巨力傳來,餘閑整個人瞬間被從座椅上拽得懸空了半米!

他人在半空,腰腹猛然發力,以一個極其不科學的姿勢強行扭轉身體,雙腳狠狠地跺回甲板!

“砰!”

那塊兩厘米厚的防爆鋼板,竟被他踩出了兩個淺淺的腳印!

“中!!”

他發出一聲壓抑的低吼,大腿肌肉瞬間暴漲如岩石,硬生生止住了被拖下海的頹勢!

“吱吱吱——!!!”

鼓輪發出金屬零件在極限摩擦下“嘎嘎”聲,甚至冒出了一縷青煙,空氣中彌漫開一股機油燒焦的味道!
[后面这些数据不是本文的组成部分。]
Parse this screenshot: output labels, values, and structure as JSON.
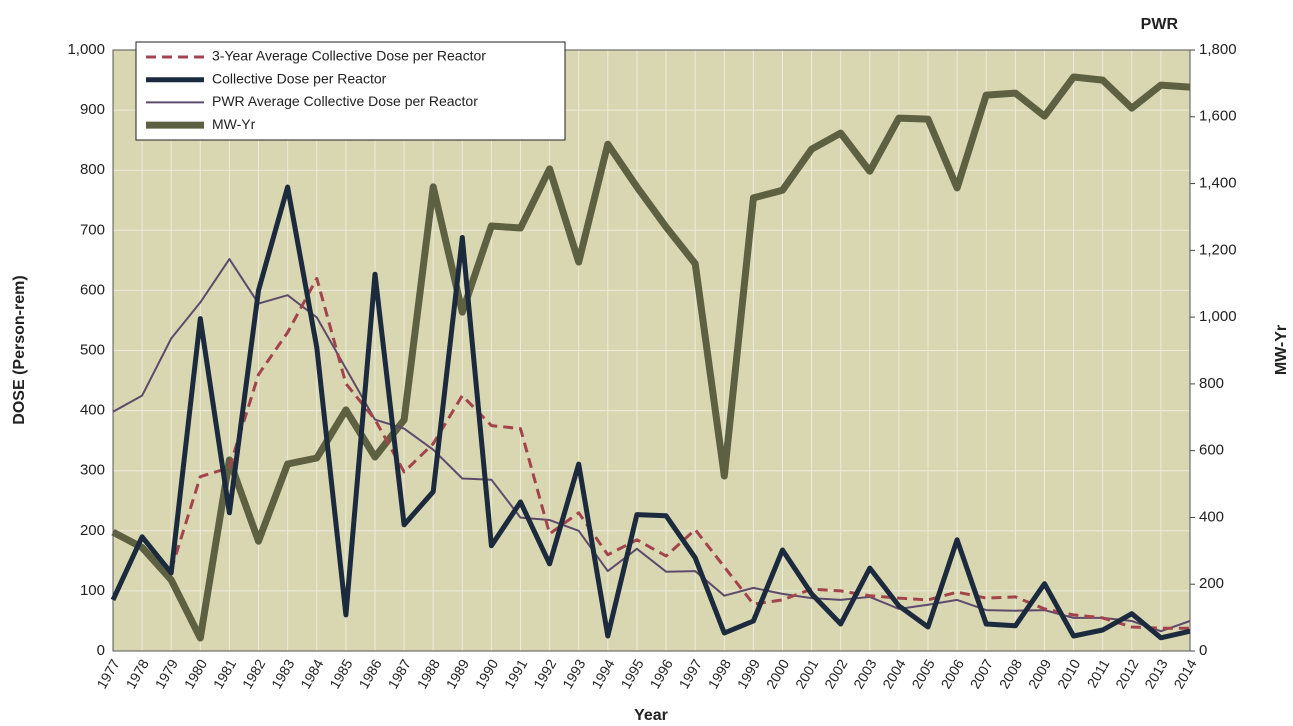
{
  "chart_data": {
    "type": "line",
    "title": "PWR",
    "x_label": "Year",
    "y_label": "DOSE (Person-rem)",
    "y2_label": "MW-Yr",
    "categories": [
      "1977",
      "1978",
      "1979",
      "1980",
      "1981",
      "1982",
      "1983",
      "1984",
      "1985",
      "1986",
      "1987",
      "1988",
      "1989",
      "1990",
      "1991",
      "1992",
      "1993",
      "1994",
      "1995",
      "1996",
      "1997",
      "1998",
      "1999",
      "2000",
      "2001",
      "2002",
      "2003",
      "2004",
      "2005",
      "2006",
      "2007",
      "2008",
      "2009",
      "2010",
      "2011",
      "2012",
      "2013",
      "2014"
    ],
    "series": [
      {
        "name": "3-Year Average Collective Dose per Reactor",
        "color": "#a3444c",
        "style": "dashed",
        "values": [
          null,
          null,
          135,
          290,
          305,
          460,
          530,
          620,
          445,
          385,
          298,
          345,
          425,
          375,
          370,
          195,
          230,
          160,
          185,
          158,
          202,
          140,
          78,
          85,
          103,
          100,
          92,
          88,
          85,
          98,
          88,
          90,
          70,
          60,
          55,
          40,
          38,
          38
        ]
      },
      {
        "name": "Collective Dose per Reactor",
        "color": "#1c2a3e",
        "style": "solid",
        "values": [
          85,
          190,
          130,
          553,
          230,
          600,
          772,
          505,
          60,
          627,
          210,
          265,
          688,
          175,
          248,
          145,
          311,
          25,
          227,
          225,
          155,
          30,
          50,
          168,
          95,
          45,
          138,
          75,
          40,
          185,
          45,
          42,
          112,
          25,
          35,
          62,
          22,
          33
        ]
      },
      {
        "name": "PWR Average Collective Dose per Reactor",
        "color": "#5e4b6b",
        "style": "solid",
        "values": [
          398,
          425,
          520,
          580,
          652,
          578,
          592,
          555,
          470,
          385,
          370,
          335,
          287,
          285,
          222,
          218,
          200,
          133,
          170,
          132,
          133,
          92,
          105,
          95,
          88,
          85,
          90,
          70,
          77,
          85,
          68,
          67,
          68,
          55,
          55,
          50,
          33,
          50
        ]
      },
      {
        "name": "MW-Yr",
        "color": "#5e6042",
        "style": "solid",
        "axis": "y2",
        "values": [
          356,
          310,
          213,
          39,
          572,
          329,
          560,
          578,
          722,
          581,
          692,
          1390,
          1015,
          1273,
          1267,
          1444,
          1165,
          1518,
          1390,
          1270,
          1160,
          524,
          1357,
          1380,
          1503,
          1551,
          1437,
          1596,
          1593,
          1387,
          1665,
          1671,
          1602,
          1719,
          1710,
          1626,
          1695,
          1689
        ]
      }
    ],
    "ylim": [
      0,
      1000
    ],
    "yticks": [
      0,
      100,
      200,
      300,
      400,
      500,
      600,
      700,
      800,
      900,
      {
        "value": 1000,
        "label": "1,000"
      }
    ],
    "y2lim": [
      0,
      1800
    ],
    "y2ticks": [
      0,
      200,
      400,
      600,
      800,
      {
        "value": 1000,
        "label": "1,000"
      },
      {
        "value": 1200,
        "label": "1,200"
      },
      {
        "value": 1400,
        "label": "1,400"
      },
      {
        "value": 1600,
        "label": "1,600"
      },
      {
        "value": 1800,
        "label": "1,800"
      }
    ],
    "grid": true,
    "legend": "upper left",
    "background": "#d8d7b2"
  }
}
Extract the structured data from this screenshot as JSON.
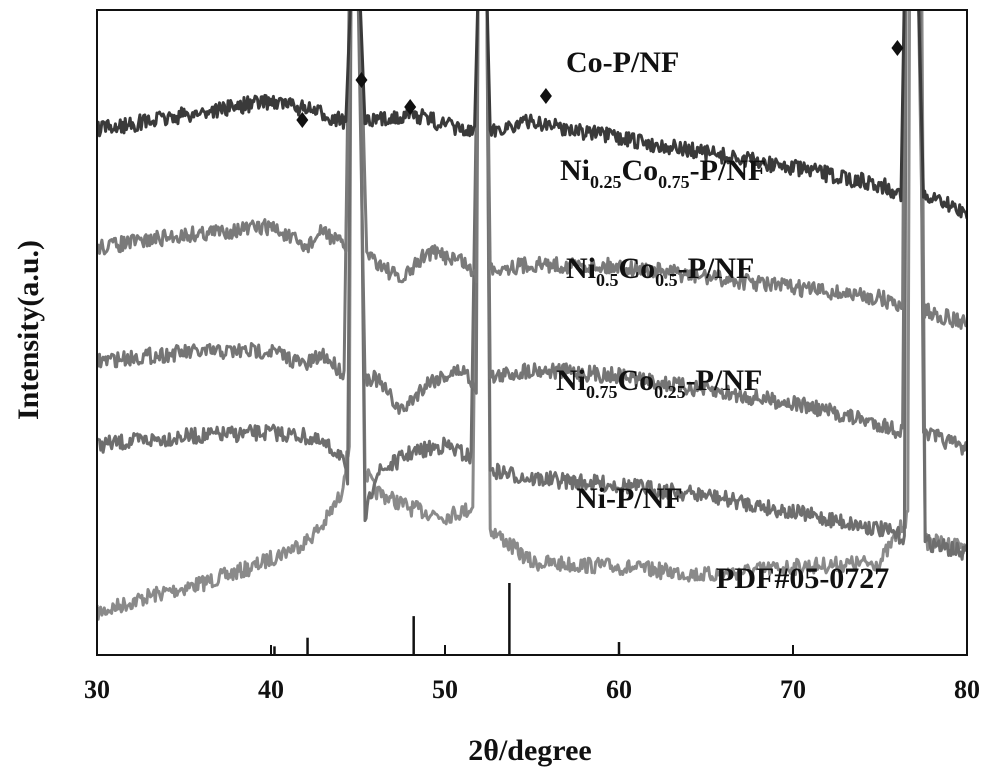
{
  "chart_data": {
    "type": "line",
    "xlabel": "2θ/degree",
    "ylabel": "Intensity(a.u.)",
    "xlim": [
      30,
      80
    ],
    "xticks": [
      30,
      40,
      50,
      60,
      70,
      80
    ],
    "yticks_shown": false,
    "grid": false,
    "legend": "none (series labelled directly on plot)",
    "reference_label": "PDF#05-0727",
    "reference_lines": [
      {
        "x": 40.2,
        "height": 0.12
      },
      {
        "x": 42.1,
        "height": 0.24
      },
      {
        "x": 48.2,
        "height": 0.54
      },
      {
        "x": 53.7,
        "height": 1.0
      },
      {
        "x": 60.0,
        "height": 0.18
      }
    ],
    "diamond_markers": [
      41.8,
      45.2,
      48.0,
      55.8,
      76.0
    ],
    "series": [
      {
        "name": "Co-P/NF",
        "label_parts": [
          {
            "t": "Co-P/NF"
          }
        ],
        "color": "#3a3a3a",
        "points": [
          [
            30,
            0.0
          ],
          [
            35,
            -0.7
          ],
          [
            40,
            -1.4
          ],
          [
            42,
            -1.0
          ],
          [
            44.3,
            -0.4
          ],
          [
            44.6,
            30
          ],
          [
            45.1,
            30
          ],
          [
            45.4,
            -0.3
          ],
          [
            48,
            -0.8
          ],
          [
            51.7,
            0.2
          ],
          [
            51.9,
            30
          ],
          [
            52.4,
            30
          ],
          [
            52.6,
            0.0
          ],
          [
            55,
            -0.4
          ],
          [
            60,
            0.4
          ],
          [
            65,
            1.1
          ],
          [
            70,
            1.8
          ],
          [
            75,
            2.6
          ],
          [
            76.2,
            3.0
          ],
          [
            76.4,
            30
          ],
          [
            77.2,
            30
          ],
          [
            77.5,
            3.2
          ],
          [
            80,
            3.9
          ]
        ]
      },
      {
        "name": "Ni0.25Co0.75-P/NF",
        "label_parts": [
          {
            "t": "Ni"
          },
          {
            "t": "0.25",
            "sub": true
          },
          {
            "t": "Co"
          },
          {
            "t": "0.75",
            "sub": true
          },
          {
            "t": "-P/NF"
          }
        ],
        "color": "#7a7a7a",
        "points": [
          [
            30,
            5.6
          ],
          [
            35,
            5.0
          ],
          [
            40,
            4.6
          ],
          [
            42,
            5.6
          ],
          [
            43,
            4.8
          ],
          [
            44.3,
            5.6
          ],
          [
            44.6,
            30
          ],
          [
            45.1,
            30
          ],
          [
            45.5,
            5.8
          ],
          [
            46,
            6.2
          ],
          [
            47.5,
            7.2
          ],
          [
            49,
            5.8
          ],
          [
            51,
            6.2
          ],
          [
            51.8,
            7.0
          ],
          [
            51.9,
            30
          ],
          [
            52.4,
            30
          ],
          [
            52.6,
            6.6
          ],
          [
            55,
            6.4
          ],
          [
            60,
            6.5
          ],
          [
            65,
            7.0
          ],
          [
            70,
            7.5
          ],
          [
            75,
            8.0
          ],
          [
            76.3,
            8.4
          ],
          [
            76.4,
            30
          ],
          [
            77.2,
            30
          ],
          [
            77.5,
            8.6
          ],
          [
            80,
            9.2
          ]
        ]
      },
      {
        "name": "Ni0.5Co0.5-P/NF",
        "label_parts": [
          {
            "t": "Ni"
          },
          {
            "t": "0.5",
            "sub": true
          },
          {
            "t": "Co"
          },
          {
            "t": "0.5",
            "sub": true
          },
          {
            "t": "-P/NF"
          }
        ],
        "color": "#757575",
        "points": [
          [
            30,
            11.0
          ],
          [
            35,
            10.6
          ],
          [
            40,
            10.5
          ],
          [
            42,
            11.2
          ],
          [
            43,
            10.7
          ],
          [
            44.2,
            11.6
          ],
          [
            44.5,
            30
          ],
          [
            45.0,
            30
          ],
          [
            45.4,
            11.8
          ],
          [
            46,
            11.8
          ],
          [
            47.5,
            13.4
          ],
          [
            49,
            12.0
          ],
          [
            51,
            11.4
          ],
          [
            51.8,
            12.2
          ],
          [
            51.9,
            30
          ],
          [
            52.4,
            30
          ],
          [
            52.6,
            11.8
          ],
          [
            55,
            11.4
          ],
          [
            60,
            11.7
          ],
          [
            65,
            12.4
          ],
          [
            70,
            13.0
          ],
          [
            75,
            14.0
          ],
          [
            76.3,
            14.4
          ],
          [
            76.5,
            30
          ],
          [
            77.3,
            30
          ],
          [
            77.5,
            14.4
          ],
          [
            80,
            15.2
          ]
        ]
      },
      {
        "name": "Ni0.75Co0.25-P/NF",
        "label_parts": [
          {
            "t": "Ni"
          },
          {
            "t": "0.75",
            "sub": true
          },
          {
            "t": "Co"
          },
          {
            "t": "0.25",
            "sub": true
          },
          {
            "t": "-P/NF"
          }
        ],
        "color": "#6e6e6e",
        "points": [
          [
            30,
            15.0
          ],
          [
            35,
            14.6
          ],
          [
            40,
            14.4
          ],
          [
            42,
            14.6
          ],
          [
            44,
            15.4
          ],
          [
            44.4,
            16.8
          ],
          [
            44.6,
            30
          ],
          [
            45.1,
            30
          ],
          [
            45.4,
            18.6
          ],
          [
            46,
            16.4
          ],
          [
            48,
            15.4
          ],
          [
            50,
            15.0
          ],
          [
            51.5,
            15.6
          ],
          [
            51.9,
            30
          ],
          [
            52.4,
            30
          ],
          [
            52.6,
            16.2
          ],
          [
            55,
            16.6
          ],
          [
            60,
            16.9
          ],
          [
            65,
            17.4
          ],
          [
            70,
            18.2
          ],
          [
            75,
            19.0
          ],
          [
            76.4,
            19.4
          ],
          [
            76.5,
            30
          ],
          [
            77.3,
            30
          ],
          [
            77.6,
            19.6
          ],
          [
            80,
            20.2
          ]
        ]
      },
      {
        "name": "Ni-P/NF",
        "label_parts": [
          {
            "t": "Ni-P/NF"
          }
        ],
        "color": "#8a8a8a",
        "points": [
          [
            30,
            23.0
          ],
          [
            33,
            22.2
          ],
          [
            36,
            21.6
          ],
          [
            39,
            20.8
          ],
          [
            41,
            20.0
          ],
          [
            42,
            19.6
          ],
          [
            43,
            18.8
          ],
          [
            44,
            17.4
          ],
          [
            44.5,
            15.0
          ],
          [
            44.6,
            30
          ],
          [
            45.1,
            30
          ],
          [
            45.4,
            16.2
          ],
          [
            46,
            17.2
          ],
          [
            48,
            18.0
          ],
          [
            50,
            18.4
          ],
          [
            51.6,
            18.0
          ],
          [
            51.9,
            30
          ],
          [
            52.4,
            30
          ],
          [
            52.6,
            19.0
          ],
          [
            55,
            20.6
          ],
          [
            60,
            20.8
          ],
          [
            65,
            21.2
          ],
          [
            70,
            20.8
          ],
          [
            75,
            20.6
          ],
          [
            76.6,
            18.4
          ],
          [
            76.7,
            30
          ],
          [
            77.4,
            30
          ],
          [
            77.6,
            19.6
          ],
          [
            80,
            19.8
          ]
        ]
      }
    ]
  }
}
“動了!它在橫著跑!”王大富指著那根繃成極限C形的魚竿,發出破音的尖叫。

餘閑咬緊牙關,手臂上的青筋如虯龍般墳起。

冷汗浸透了他的後背。

這手感不對!

既沒有大魚擺頭掙紮的頓挫感,也沒有掛住沉船死物的沉悶。

那是一種帶著引擎般持續動力的蠻橫拖拽!

他開啟了“人肉起重機”模式,身體隨著湧浪的起伏而律動,借助每一波浪頭的力量,瘋狂地轉動絞盤,一寸一寸地與海底那個怪物角力。

四十分鍾,像一個世紀那麽漫長。

餘閑手心的血泡早已磨破,鮮血和汗水混在一起,黏糊糊的,但他眼裏的光卻越來越亮。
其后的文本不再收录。